When I was growing up on this farm in Savo Township, rural Frederick, South Dakota, I was quite certain I was going off to college and not coming back.
I knew, at least, that I didn’t want to come back here to farm life. Farming seemed stressful—money was often tight, and it seemed like we were always “making do” in ways some of my friends didn’t have to. I have clear memories of choice words drifting across the farmyard when the combine that should have been in the field was instead parked and in pieces. I wanted a life that was easier than all that.
Then I actually left. I loved college—the new friends, and the ideas and the wide world it opened up to me. But I also remember how good and somehow right it felt to be home for weekends. When I searched for topics to write about in my English classes, stories about my family’s connection to this piece of land came to mind most easily.
But I made plans that led in other directions—when I graduated, I followed my future husband to North Carolina, where he was getting his undergraduate degree, and then to Iowa, where he was born and where he pursued his master’s degree. I was validated in my choice of a career in those years, as I found I loved journalism. But, as much as I loved aspects of both North Carolina and Iowa, I did not plant my roots very deep in either place. When I started thinking about serving in my community, I had a feeling that though there were a number of things that would be good for me to do, none of them were the right things for me to do. The actions were right, but the setting was not.
My husband (a country kid at heart) and I discussed the possibility of moving to my homeplace many times and always seemed to get stuck on the same issues: How would we make a living? How would we afford health insurance? From the security of two incomes with benefits, moving to the country seemed very risky. It also seemed like giving up on success for ourselves—we would no longer be climbing the career ladder.
There are, then, two great themes in rural writing: the theme of departure and the theme of return.”
— David R. Pichaske, introduction to Late Harvest: Rural American Writing
Then the scales tipped in South Dakota’s favor: My husband got a job in his field, right down the road in Ellendale, North Dakota. Two months later, we packed up and hit the road, about 11 and a half years after I’d first left.
We were happy, though also more than a little nervous.
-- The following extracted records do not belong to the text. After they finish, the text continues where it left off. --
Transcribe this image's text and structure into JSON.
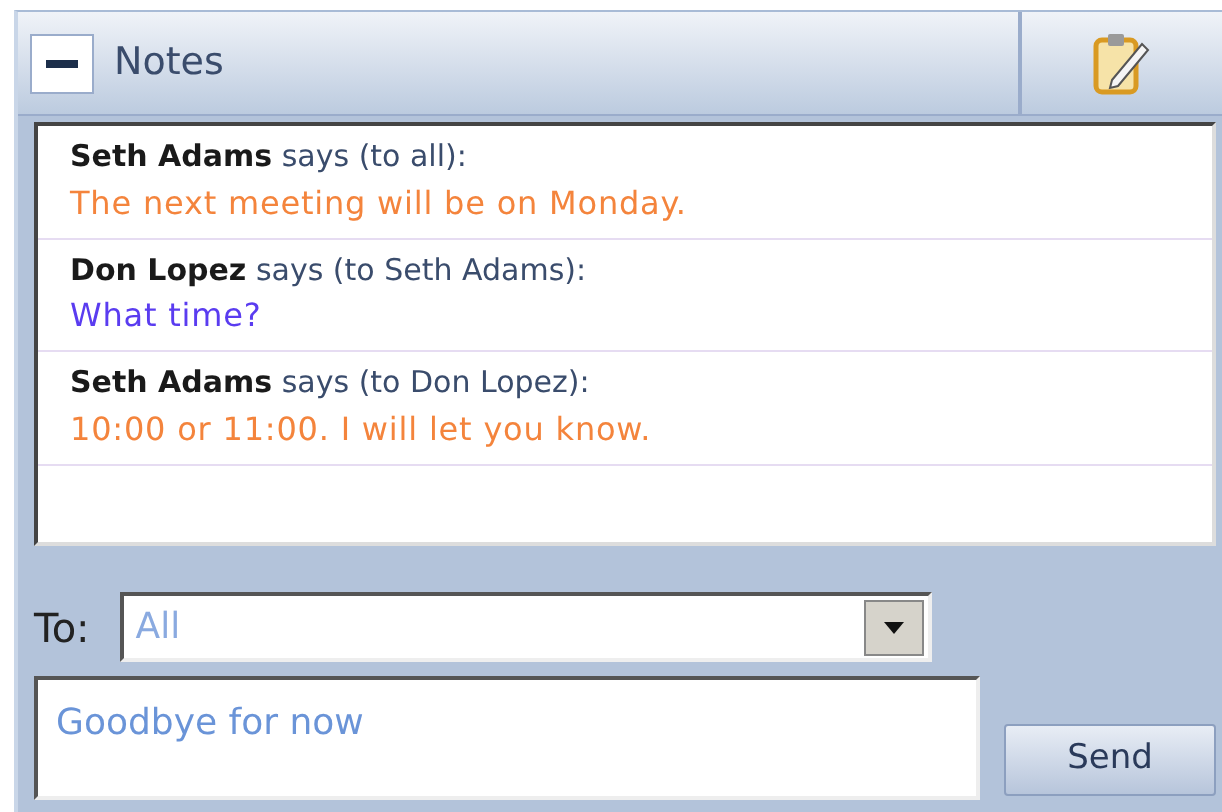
{
  "panel": {
    "title": "Notes",
    "expanded": true
  },
  "messages": [
    {
      "header": "**Seth Adams** says (to all):",
      "text": "The next meeting will be on Monday.",
      "color": "#f4843c"
    },
    {
      "header": "**Don Lopez** says (to Seth Adams):",
      "text": "What time?",
      "color": "#5a3cf0"
    },
    {
      "header": "**Seth Adams** says (to Don Lopez):",
      "text": "10:00 or 11:00. I will let you know.",
      "color": "#f4843c"
    }
  ],
  "to": {
    "label": "To:",
    "value": "All"
  },
  "message_box": {
    "value": "Goodbye for now"
  },
  "send_button": "Send"
}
We were trying to sell a house in Iowa, converting a granary into a house in South Dakota, and living with my parents in the meantime, and I was expecting our second child—all stressful events for us personally. And as we got involved with the community (in a way that I hadn’t as a high school student), I saw that the community was under stress as well. The local grocery store was balancing on a knife’s edge between black and red. The gas station and restaurant were both closed for a while. All volunteer organizations struggled to find enough people to fill their boards and committees. My home church voted to drop the number of council members from seven to five, and then to four. The closest farms in any direction are either abandoned or lived in only seasonally.
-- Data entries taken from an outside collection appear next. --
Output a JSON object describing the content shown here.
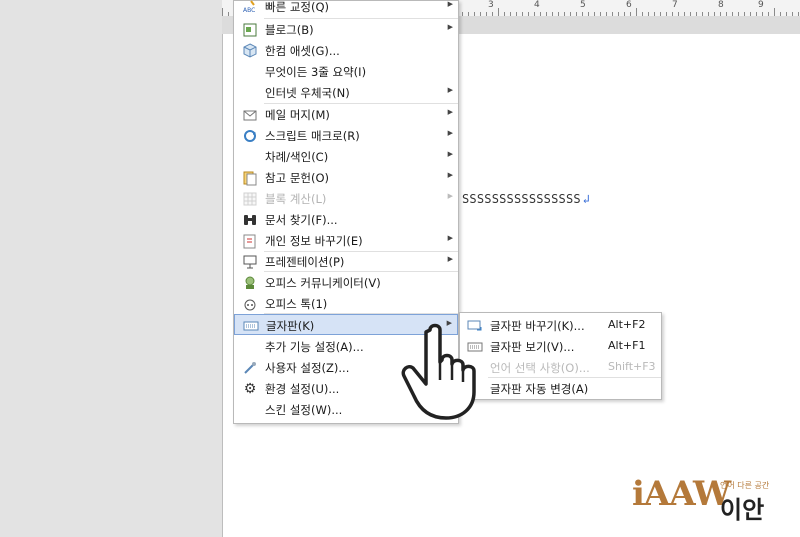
{
  "ruler": {
    "numbers": [
      "3",
      "4",
      "5",
      "6",
      "7",
      "8",
      "9"
    ]
  },
  "document": {
    "text": "SSSSSSSSSSSSSSSS",
    "return_mark": "↲"
  },
  "menu": {
    "items": [
      {
        "label": "빠른 교정(Q)",
        "icon": "abc-icon",
        "submenu": true
      },
      {
        "label": "블로그(B)",
        "icon": "blog-icon",
        "submenu": true
      },
      {
        "label": "한컴 애셋(G)...",
        "icon": "asset-cube-icon"
      },
      {
        "label": "무엇이든 3줄 요약(I)",
        "icon": ""
      },
      {
        "label": "인터넷 우체국(N)",
        "icon": "",
        "submenu": true
      },
      {
        "label": "메일 머지(M)",
        "icon": "mail-icon",
        "submenu": true
      },
      {
        "label": "스크립트 매크로(R)",
        "icon": "script-macro-icon",
        "submenu": true
      },
      {
        "label": "차례/색인(C)",
        "icon": "",
        "submenu": true
      },
      {
        "label": "참고 문헌(O)",
        "icon": "reference-icon",
        "submenu": true
      },
      {
        "label": "블록 계산(L)",
        "icon": "block-calc-icon",
        "submenu": true,
        "disabled": true
      },
      {
        "label": "문서 찾기(F)...",
        "icon": "binoculars-icon"
      },
      {
        "label": "개인 정보 바꾸기(E)",
        "icon": "personal-info-icon",
        "submenu": true
      },
      {
        "label": "프레젠테이션(P)",
        "icon": "presentation-icon",
        "submenu": true
      },
      {
        "label": "오피스 커뮤니케이터(V)",
        "icon": "communicator-icon"
      },
      {
        "label": "오피스 톡(1)",
        "icon": "office-talk-icon"
      },
      {
        "label": "글자판(K)",
        "icon": "keyboard-icon",
        "submenu": true,
        "active": true
      },
      {
        "label": "추가 기능 설정(A)...",
        "icon": ""
      },
      {
        "label": "사용자 설정(Z)...",
        "icon": "user-settings-icon"
      },
      {
        "label": "환경 설정(U)...",
        "icon": "gear-icon"
      },
      {
        "label": "스킨 설정(W)...",
        "icon": ""
      }
    ]
  },
  "submenu": {
    "items": [
      {
        "label": "글자판 바꾸기(K)...",
        "shortcut": "Alt+F2",
        "icon": "keyboard-switch-icon"
      },
      {
        "label": "글자판 보기(V)...",
        "shortcut": "Alt+F1",
        "icon": "keyboard-view-icon"
      },
      {
        "label": "언어 선택 사항(O)...",
        "shortcut": "Shift+F3",
        "icon": "",
        "disabled": true
      },
      {
        "label": "글자판 자동 변경(A)",
        "shortcut": "",
        "icon": ""
      }
    ]
  },
  "logo": {
    "brand": "iAAW",
    "tagline": "언어 다른 공간",
    "name": "이안"
  },
  "colors": {
    "highlight": "#d6e3f6",
    "highlight_border": "#7da2d8",
    "logo_gold": "#b4793a",
    "logo_dot": "#c3372c"
  }
}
One day when I went to a bigger town, I was suddenly envious of these people who just lived their lives and drove home, participating in community life if they cared to, or not if they didn’t. Community responsibilities didn’t seem to sit as heavily on them as they do on those in our struggling small towns and countryside.
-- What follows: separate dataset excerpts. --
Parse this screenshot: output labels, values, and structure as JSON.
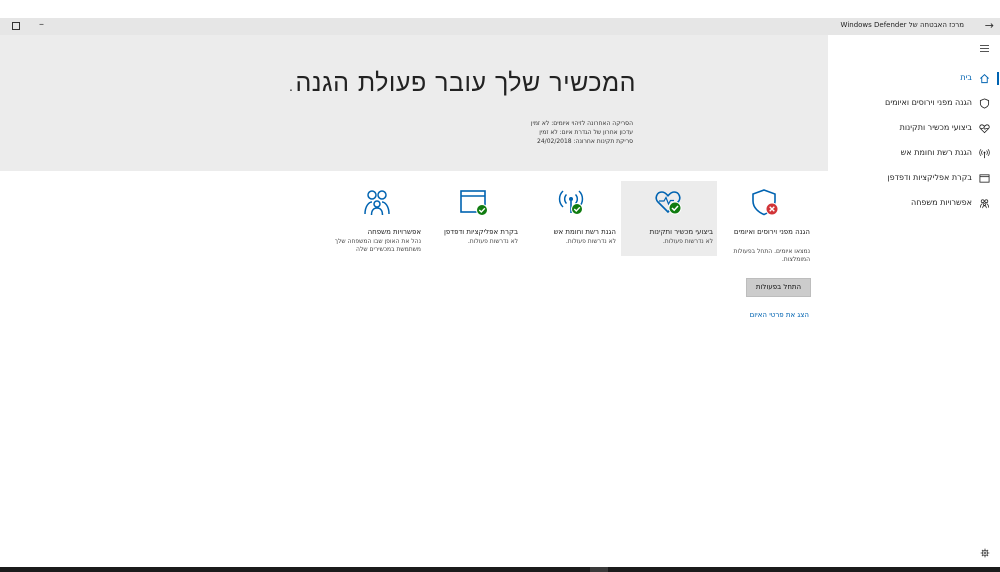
{
  "window": {
    "title": "מרכז האבטחה של Windows Defender",
    "back_icon": "back-arrow-icon",
    "minimize_label": "–"
  },
  "hero": {
    "title": "המכשיר שלך עובר פעולת הגנה.",
    "lines": [
      "הסריקה האחרונה לזיהוי איומים: לא זמין",
      "עדכון אחרון של הגדרת איום: לא זמין",
      "סריקת תקינות אחרונה: 24/02/2018"
    ]
  },
  "sidebar": {
    "items": [
      {
        "label": "בית",
        "icon": "home-icon",
        "active": true
      },
      {
        "label": "הגנה מפני וירוסים ואיומים",
        "icon": "shield-icon",
        "active": false
      },
      {
        "label": "ביצועי מכשיר ותקינות",
        "icon": "heart-icon",
        "active": false
      },
      {
        "label": "הגנת רשת וחומת אש",
        "icon": "wireless-icon",
        "active": false
      },
      {
        "label": "בקרת אפליקציות ודפדפן",
        "icon": "browser-window-icon",
        "active": false
      },
      {
        "label": "אפשרויות משפחה",
        "icon": "family-icon",
        "active": false
      }
    ],
    "settings_icon": "gear-icon"
  },
  "tiles": [
    {
      "title": "הגנה מפני וירוסים ואיומים",
      "subtitle": "נמצאו איומים. התחל בפעולות המומלצות.",
      "status": "error",
      "highlighted": false
    },
    {
      "title": "ביצועי מכשיר ותקינות",
      "subtitle": "לא נדרשות פעולות.",
      "status": "ok",
      "highlighted": true
    },
    {
      "title": "הגנת רשת וחומת אש",
      "subtitle": "לא נדרשות פעולות.",
      "status": "ok",
      "highlighted": false
    },
    {
      "title": "בקרת אפליקציות ודפדפן",
      "subtitle": "לא נדרשות פעולות.",
      "status": "ok",
      "highlighted": false
    },
    {
      "title": "אפשרויות משפחה",
      "subtitle": "נהל את האופן שבו המשפחה שלך משתמשת במכשירים שלה",
      "status": "none",
      "highlighted": false
    }
  ],
  "actions": {
    "start_actions_label": "התחל בפעולות",
    "threat_details_link": "הצג את פרטי האיום"
  },
  "colors": {
    "accent": "#0063b1",
    "ok": "#107c10",
    "error": "#d13438"
  }
}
And yet, there is a rightness in my being here that is very satisfying, despite the challenges of rural life. I remember going to hear Wendell Berry (one of my favorite authors) speak in Iowa the year before we moved, and one quote from him stayed with me. He was discussing the “unadapted people” that resulted when so many people moved from farms to cities and the problems that caused for society. “Not only don’t they belong where they are, they don’t belong anywhere,” he said. “That’s not a snide remark. I take the term ‘belong’ very seriously.”
It occurred to me then that where I belonged was back in rural South Dakota. That’s where my fight, my purpose, my meaning lay. Dakotafire is for me an extension of that sense of fighting the right fight—the worlds of both journalism and rural America are being shaken now, but I am pleased to be able to do work that might in some way help them both.
As I look out the window from our new granary home, I see lots of work to be done, both in our farmyard (where we are, despite my earlier sentiments, doing some farming) and far beyond it. An “easier life” it isn’t. But I also feel a great sense of peace that I am right where I belong.